I have encountered such religion from time to time in a mindset that prides itself on the literal character of its faith. It will admit interpretations (of Scripture, for example) that have an allegorical or typological character (both of which seem to me to be sub-genres of myth). But, in fact, they are nominalists, granting such readings nothing more than a mental status, a literary trick. Such “tricks” are given some leeway in that they abound in the writings of the Fathers (and in the New Testament itself). But they deny that these readings are actually there: they are merely inferred.
When I have argued for the use of allegory or the “mystical” reading of Scripture, it is with reference to the actual character of reality and of the text itself. The universe is “one-storey,” something in which all that might be called mystical or mythical actually inheres. It is to be discerned.
St. Porphyrios said that in order to become a Christian, one must first become a poet. Poets, and “mythopoetic” above all else. Reading Lewis and Tolkien is not an exercise in literary fiction. Both, in different ways, understood themselves to be creating myth. Tolkien engaged in what he called an act of “sub-creation.” We feel it when we read him, with a strange aching sense that though we do not believe in his elves and orcs, they are, nonetheless, hauntingly real. I would say they have a sacramental character, embodying something that is real, but which we can only express in mythic form. Reading Tolkien should change how you see the world around you.

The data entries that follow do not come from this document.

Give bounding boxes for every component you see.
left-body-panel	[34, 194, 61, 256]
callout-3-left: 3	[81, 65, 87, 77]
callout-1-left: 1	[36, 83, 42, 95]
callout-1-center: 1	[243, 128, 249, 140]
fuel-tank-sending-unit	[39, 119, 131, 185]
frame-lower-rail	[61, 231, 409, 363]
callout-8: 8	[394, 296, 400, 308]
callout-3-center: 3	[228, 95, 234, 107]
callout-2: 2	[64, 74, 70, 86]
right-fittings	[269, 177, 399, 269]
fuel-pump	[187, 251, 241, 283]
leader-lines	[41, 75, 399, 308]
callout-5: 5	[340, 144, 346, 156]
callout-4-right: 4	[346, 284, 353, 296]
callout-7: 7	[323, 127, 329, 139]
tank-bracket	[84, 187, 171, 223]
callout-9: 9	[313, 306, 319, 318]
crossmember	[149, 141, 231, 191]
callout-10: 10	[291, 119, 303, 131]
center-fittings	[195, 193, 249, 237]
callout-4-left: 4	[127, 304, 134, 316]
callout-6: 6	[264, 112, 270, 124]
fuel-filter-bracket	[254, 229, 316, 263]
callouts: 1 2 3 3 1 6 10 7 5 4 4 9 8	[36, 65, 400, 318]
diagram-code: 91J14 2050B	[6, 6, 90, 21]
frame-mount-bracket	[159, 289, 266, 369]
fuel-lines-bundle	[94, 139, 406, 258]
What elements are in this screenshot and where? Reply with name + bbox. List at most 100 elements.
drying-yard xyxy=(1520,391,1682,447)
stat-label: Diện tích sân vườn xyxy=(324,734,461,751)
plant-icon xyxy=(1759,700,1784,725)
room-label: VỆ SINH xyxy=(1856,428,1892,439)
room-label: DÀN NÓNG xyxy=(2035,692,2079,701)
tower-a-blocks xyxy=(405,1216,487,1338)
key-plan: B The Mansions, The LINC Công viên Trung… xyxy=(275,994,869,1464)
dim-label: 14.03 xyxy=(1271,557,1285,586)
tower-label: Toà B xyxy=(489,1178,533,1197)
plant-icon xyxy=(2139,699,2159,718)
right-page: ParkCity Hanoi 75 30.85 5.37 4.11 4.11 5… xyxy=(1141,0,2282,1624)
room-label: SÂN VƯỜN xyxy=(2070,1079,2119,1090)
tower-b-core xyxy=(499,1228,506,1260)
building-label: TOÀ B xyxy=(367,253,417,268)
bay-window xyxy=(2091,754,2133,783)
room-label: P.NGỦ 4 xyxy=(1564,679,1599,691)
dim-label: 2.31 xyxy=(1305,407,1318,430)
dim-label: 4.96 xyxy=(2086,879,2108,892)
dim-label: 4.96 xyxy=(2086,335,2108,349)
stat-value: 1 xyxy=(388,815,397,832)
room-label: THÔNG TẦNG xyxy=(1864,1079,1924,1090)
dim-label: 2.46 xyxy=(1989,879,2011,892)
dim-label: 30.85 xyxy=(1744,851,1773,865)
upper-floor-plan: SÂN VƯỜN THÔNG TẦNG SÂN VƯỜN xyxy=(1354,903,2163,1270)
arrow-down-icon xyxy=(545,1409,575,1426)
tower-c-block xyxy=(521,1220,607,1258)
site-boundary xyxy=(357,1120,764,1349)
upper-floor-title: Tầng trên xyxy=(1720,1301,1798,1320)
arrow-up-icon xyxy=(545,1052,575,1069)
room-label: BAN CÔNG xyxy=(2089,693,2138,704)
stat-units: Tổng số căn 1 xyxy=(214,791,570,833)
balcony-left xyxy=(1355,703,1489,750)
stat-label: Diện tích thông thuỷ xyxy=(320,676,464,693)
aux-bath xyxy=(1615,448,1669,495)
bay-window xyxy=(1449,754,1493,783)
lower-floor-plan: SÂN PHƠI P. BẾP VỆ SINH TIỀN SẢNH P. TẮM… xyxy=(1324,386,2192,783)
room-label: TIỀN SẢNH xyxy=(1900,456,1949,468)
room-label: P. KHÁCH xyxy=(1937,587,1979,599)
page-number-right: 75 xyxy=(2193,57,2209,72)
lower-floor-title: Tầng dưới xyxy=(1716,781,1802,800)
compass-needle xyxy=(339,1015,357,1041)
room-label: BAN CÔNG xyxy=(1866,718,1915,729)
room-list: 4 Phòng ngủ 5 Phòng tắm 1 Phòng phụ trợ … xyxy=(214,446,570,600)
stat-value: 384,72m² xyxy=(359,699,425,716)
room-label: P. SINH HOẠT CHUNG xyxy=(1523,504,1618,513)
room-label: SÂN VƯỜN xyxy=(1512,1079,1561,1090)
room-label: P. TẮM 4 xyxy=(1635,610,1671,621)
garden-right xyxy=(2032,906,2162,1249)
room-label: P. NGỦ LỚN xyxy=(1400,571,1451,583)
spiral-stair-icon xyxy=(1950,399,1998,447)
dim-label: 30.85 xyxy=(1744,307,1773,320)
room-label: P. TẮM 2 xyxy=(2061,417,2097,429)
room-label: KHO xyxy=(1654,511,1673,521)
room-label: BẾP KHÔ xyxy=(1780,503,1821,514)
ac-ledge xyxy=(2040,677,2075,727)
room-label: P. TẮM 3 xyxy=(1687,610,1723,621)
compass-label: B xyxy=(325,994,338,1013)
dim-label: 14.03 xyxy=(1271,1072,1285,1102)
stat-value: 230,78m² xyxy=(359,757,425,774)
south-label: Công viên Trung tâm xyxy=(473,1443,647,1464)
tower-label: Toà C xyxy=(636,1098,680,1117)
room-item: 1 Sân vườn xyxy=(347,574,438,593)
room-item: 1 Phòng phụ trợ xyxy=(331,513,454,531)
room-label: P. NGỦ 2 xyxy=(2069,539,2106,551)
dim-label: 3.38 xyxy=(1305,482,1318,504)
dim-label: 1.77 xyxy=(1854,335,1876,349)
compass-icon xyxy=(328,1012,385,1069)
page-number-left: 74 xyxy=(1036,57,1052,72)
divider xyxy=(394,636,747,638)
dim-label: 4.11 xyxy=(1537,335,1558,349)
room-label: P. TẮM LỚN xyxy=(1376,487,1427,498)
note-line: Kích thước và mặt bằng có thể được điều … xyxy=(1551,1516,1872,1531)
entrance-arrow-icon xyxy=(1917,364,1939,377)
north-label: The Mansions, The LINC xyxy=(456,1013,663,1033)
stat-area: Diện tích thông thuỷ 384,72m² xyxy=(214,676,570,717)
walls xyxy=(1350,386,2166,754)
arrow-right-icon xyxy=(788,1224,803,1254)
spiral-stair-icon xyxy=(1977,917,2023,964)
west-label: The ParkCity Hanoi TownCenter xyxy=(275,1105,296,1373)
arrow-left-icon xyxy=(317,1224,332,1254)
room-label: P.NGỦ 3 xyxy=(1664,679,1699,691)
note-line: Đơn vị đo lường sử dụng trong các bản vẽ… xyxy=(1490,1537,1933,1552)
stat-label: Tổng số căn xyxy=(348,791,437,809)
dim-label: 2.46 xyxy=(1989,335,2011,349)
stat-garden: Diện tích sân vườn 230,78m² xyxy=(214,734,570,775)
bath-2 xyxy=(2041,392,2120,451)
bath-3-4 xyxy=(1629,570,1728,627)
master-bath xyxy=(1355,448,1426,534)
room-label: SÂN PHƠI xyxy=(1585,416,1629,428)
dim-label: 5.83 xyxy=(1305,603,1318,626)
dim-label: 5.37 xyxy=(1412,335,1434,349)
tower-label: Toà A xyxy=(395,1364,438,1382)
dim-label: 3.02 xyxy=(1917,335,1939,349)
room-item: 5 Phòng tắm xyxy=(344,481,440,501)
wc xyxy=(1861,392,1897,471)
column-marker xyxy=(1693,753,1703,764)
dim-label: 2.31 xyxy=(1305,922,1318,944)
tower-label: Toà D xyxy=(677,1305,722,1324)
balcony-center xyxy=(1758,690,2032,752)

Lewis’ fiction is mythic in a different way. For Lewis, the primary “myth” (I would even say “Myth”) is that of Christ. He wrote:
As myth transcends thought, Incarnation transcends myth. The heart of Christianity is a myth which is also a fact. The old myth of the Dying God, without ceasing to be myth, comes down from the heaven of legend and imagination to the earth of history. It happens–at a particular date, in a particular place, followed by definable historical consequences. We pass form a Balder or an Osiris, dying nobody knows when or where, to a historical Person crucified (it is all in order) under Pontius Pilate. By becoming fact it does not cease to be myth: that is the miracle. I suspect that men have sometimes derived more spiritual sustenance from myths they did not believe than from the religion they professed. To be truly Christian we must both assent to the historical fact and also receive the myth (fact though it has become) with the same imaginative embrace which we accord to all myths. The one is hardly more necessary than the other…We must not be ashamed of the mythical radiance resting on our theology.
For many, the “mythical radiance” has been lost. What has taken place is the privileging of the secular account of reality. It is felt that we must win on the ground defined by secular materialism. The result is a modernized faith, even if the “facts” embraced are antique. My argument is like that of Tolkien and Lewis. God is mythopoetic. To understand Him requires that we learn the language in which He speaks and hear even the silence into which the Eternal Word is spoken.